Affiche du spectacle

Affiche du spectacle

Les poupées persanes

Spectacle de Aïda ASGHARZADEH (75) vu le 02/11/2023 au théâtre La Pépinière (75) à 21h00.

 

Auteure : Aïda ASGHARZADEH

Comédiens : Aïda Asgharzadeh, Kamel Isker, Azize Kabouche, Toufan Manoutcheri, Sylvain Mossot, Ariane Mourier

Mise en scène : Régis Vallée

Type de public : Tout public

Genre : Théâtre

Durée : 1h35

 

En 1979 eut lieu la révolution iranienne, transformant le pays en république islamique et broyant nombres de destins au passage. Trente ans plus tard, la vie continue tant bien que mal à des milliers de kilomètres de là.

 

Les poupées persanes est une très belle pièce, drôle, pleine d'émotions, de surprises et de bienveillance. On y passe du rire aux larmes avec un naturel déconcertant, de la petite à la grande histoire sans s’en apercevoir ; on passe de la mort d’une mère au bug de l’an 2000, du soulèvement d’un peuple à l’apprentissage du chasse-neige, le tout avec justesse et simplicité. Le décalage entre les situations, sans être sacralisé, est à chaque fois traité avec plein de respect et de douceur, dans un bel équilibre entre légèreté et gravité, entre rudesse et délicatesse, si bien que l’on a plus l’impression de glisser sur le relief de l’histoire que de subir les secousses divertissantes d’une montagne russe.

Ce que j’ai trouvé remarquable dans cette pièce, c’est le degré de maîtrise de son cadre, à quel point chaque choix y est assumé et cohérent. On n’essaie pas de nous enseigner ni de nous convaincre de quoi que ce soit. On ne prétend pas détenir les clefs de l’histoire ni faire du grand art. Il s’agit simplement de nous conter une histoire pleine de vie, une histoire symbolique mais pas moins touchante, une histoire simple, pleine, grave et amusante tout à la fois. Et c’est fait avec tant de soin et de précision qu’on en ressort grandi et émerveillé, comme après la contemplation d’un bel ouvrage. Le rythme est quasiment parfait, tout s'enchaîne sans rien brusquer, grâce à une belle synergie du texte, de la mise en scène et des décors, tous chargés d’intelligence et de sensibilité. Chaque personnage, tout en étant caricatural et symbolique, est plein de profondeur, de chaleur et incarné avec brio par les acteurs. Chaque petit dialogue, tout en portant cette exagération propre au théâtre de boulevard, n’en est pas moins fin et subtil, ce qui donne une profondeur supplémentaire à la comédie. On n’a pas l’impression de rire parce que c’est drôle, mais parce que la vie qu’on nous montre l’est. Seule la résolution finale semble un peu précipitée mais peu importe car, à ce stade, tout est déjà dit.
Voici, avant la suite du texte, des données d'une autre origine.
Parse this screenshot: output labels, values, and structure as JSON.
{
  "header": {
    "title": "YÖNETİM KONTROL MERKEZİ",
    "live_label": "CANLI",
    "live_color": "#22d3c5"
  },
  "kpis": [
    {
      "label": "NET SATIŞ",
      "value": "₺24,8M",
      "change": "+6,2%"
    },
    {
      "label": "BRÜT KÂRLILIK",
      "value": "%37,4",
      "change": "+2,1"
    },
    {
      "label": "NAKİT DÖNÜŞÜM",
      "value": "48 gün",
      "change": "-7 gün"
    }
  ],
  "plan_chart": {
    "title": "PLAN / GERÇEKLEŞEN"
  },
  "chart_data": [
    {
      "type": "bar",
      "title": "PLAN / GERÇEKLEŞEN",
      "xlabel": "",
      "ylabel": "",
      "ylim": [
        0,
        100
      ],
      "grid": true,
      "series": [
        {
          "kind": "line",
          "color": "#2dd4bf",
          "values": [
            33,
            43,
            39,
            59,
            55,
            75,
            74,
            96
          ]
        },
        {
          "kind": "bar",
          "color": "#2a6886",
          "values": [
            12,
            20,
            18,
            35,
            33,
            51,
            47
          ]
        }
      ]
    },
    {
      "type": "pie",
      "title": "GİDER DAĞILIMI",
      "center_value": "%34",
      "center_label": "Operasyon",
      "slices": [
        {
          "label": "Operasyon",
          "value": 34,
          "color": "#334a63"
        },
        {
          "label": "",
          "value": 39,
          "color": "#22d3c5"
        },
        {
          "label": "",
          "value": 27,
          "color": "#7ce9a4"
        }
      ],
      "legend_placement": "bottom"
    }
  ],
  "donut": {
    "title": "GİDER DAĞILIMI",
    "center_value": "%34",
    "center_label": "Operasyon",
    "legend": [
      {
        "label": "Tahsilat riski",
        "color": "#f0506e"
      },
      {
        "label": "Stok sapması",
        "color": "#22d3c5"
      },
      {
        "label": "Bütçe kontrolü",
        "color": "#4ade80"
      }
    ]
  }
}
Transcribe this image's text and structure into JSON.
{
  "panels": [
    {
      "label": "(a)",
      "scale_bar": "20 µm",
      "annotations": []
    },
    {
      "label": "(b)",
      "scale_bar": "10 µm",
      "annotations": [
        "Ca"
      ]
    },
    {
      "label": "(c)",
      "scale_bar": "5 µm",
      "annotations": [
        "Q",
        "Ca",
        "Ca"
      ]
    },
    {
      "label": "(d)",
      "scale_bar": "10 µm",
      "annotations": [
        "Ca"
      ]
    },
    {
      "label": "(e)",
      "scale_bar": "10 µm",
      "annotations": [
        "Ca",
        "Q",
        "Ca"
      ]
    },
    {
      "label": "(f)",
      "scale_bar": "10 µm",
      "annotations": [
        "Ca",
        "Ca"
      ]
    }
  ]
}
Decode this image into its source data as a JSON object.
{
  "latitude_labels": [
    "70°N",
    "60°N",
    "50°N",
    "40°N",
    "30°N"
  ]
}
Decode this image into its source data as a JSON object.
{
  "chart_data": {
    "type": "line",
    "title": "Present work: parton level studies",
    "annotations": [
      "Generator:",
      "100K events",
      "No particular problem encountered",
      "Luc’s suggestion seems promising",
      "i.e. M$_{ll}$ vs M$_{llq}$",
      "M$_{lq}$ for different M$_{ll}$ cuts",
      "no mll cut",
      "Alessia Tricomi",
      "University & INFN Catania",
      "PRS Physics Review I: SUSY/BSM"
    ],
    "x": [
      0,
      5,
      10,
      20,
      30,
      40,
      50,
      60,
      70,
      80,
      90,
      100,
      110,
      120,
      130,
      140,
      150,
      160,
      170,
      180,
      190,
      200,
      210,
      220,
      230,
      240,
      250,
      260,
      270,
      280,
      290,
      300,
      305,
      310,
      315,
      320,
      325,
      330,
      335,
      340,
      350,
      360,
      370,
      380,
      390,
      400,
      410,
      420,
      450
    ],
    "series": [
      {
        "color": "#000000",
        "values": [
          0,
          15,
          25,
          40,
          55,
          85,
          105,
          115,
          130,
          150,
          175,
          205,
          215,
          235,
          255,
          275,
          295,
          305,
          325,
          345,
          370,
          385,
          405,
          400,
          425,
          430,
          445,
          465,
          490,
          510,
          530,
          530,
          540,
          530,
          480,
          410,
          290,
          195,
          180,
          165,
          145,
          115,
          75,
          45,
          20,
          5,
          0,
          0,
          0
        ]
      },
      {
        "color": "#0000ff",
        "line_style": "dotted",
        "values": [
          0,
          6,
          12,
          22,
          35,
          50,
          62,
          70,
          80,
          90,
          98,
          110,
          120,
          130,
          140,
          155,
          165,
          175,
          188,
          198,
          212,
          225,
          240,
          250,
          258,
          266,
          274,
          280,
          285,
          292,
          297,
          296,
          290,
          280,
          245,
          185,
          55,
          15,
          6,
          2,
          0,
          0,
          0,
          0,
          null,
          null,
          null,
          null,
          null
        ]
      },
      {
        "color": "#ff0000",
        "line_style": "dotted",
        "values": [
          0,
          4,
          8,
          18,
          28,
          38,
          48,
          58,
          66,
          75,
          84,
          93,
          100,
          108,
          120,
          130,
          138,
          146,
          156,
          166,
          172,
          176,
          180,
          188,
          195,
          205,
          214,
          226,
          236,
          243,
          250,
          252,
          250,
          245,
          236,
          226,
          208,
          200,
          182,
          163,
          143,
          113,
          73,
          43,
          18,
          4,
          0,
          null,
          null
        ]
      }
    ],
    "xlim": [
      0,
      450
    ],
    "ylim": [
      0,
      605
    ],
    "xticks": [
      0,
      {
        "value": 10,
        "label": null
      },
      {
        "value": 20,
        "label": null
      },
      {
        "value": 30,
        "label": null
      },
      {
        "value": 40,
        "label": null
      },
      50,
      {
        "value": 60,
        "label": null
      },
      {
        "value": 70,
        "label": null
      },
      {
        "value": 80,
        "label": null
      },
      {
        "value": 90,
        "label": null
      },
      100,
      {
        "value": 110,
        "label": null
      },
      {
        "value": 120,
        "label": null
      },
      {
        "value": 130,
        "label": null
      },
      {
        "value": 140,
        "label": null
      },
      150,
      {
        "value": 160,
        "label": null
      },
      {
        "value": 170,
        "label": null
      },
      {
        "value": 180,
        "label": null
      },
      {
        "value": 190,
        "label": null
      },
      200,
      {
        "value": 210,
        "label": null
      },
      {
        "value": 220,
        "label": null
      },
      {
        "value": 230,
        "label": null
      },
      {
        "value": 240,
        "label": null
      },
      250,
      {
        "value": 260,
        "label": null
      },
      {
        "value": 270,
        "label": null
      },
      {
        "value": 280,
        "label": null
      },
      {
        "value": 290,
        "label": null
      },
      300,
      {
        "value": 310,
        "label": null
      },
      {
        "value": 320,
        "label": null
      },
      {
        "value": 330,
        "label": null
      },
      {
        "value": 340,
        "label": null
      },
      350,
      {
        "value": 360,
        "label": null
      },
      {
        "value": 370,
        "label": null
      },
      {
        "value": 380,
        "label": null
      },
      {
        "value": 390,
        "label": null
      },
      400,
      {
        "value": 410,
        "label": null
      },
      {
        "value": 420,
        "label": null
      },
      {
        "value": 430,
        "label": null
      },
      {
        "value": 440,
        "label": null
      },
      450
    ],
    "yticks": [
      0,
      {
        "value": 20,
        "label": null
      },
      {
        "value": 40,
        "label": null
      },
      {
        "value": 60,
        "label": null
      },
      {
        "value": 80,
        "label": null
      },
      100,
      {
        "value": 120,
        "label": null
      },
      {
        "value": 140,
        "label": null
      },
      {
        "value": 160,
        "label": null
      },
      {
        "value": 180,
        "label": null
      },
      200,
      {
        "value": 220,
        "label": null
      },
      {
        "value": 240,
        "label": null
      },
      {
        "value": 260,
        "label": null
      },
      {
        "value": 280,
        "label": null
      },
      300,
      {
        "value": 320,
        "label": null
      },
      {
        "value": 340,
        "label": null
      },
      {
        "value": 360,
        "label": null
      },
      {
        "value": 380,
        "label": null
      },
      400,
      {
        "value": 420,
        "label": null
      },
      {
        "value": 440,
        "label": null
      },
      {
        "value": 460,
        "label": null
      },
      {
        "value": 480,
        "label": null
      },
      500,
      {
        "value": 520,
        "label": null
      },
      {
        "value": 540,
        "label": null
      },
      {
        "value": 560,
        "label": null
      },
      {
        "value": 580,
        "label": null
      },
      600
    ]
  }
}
L’essentiel de la matière de cette pièce relève du symbole : du choix des lieux, des personnages, des situations jusqu’au nom même des protagonistes. Et sans prétendre leur donner un propos au-delà de leur portée, la pièce réussit à dire quelque chose de fort, de subtilement ancré dans une légèreté assumée. Si bien qu’à la fin, on ne comprend pas mieux ce qu’ont pu vivre les contemporains de la révolution iranienne mais, pourtant, on a pleuré pour eux, on a ri à leur côté avec sincérité et sans artifice.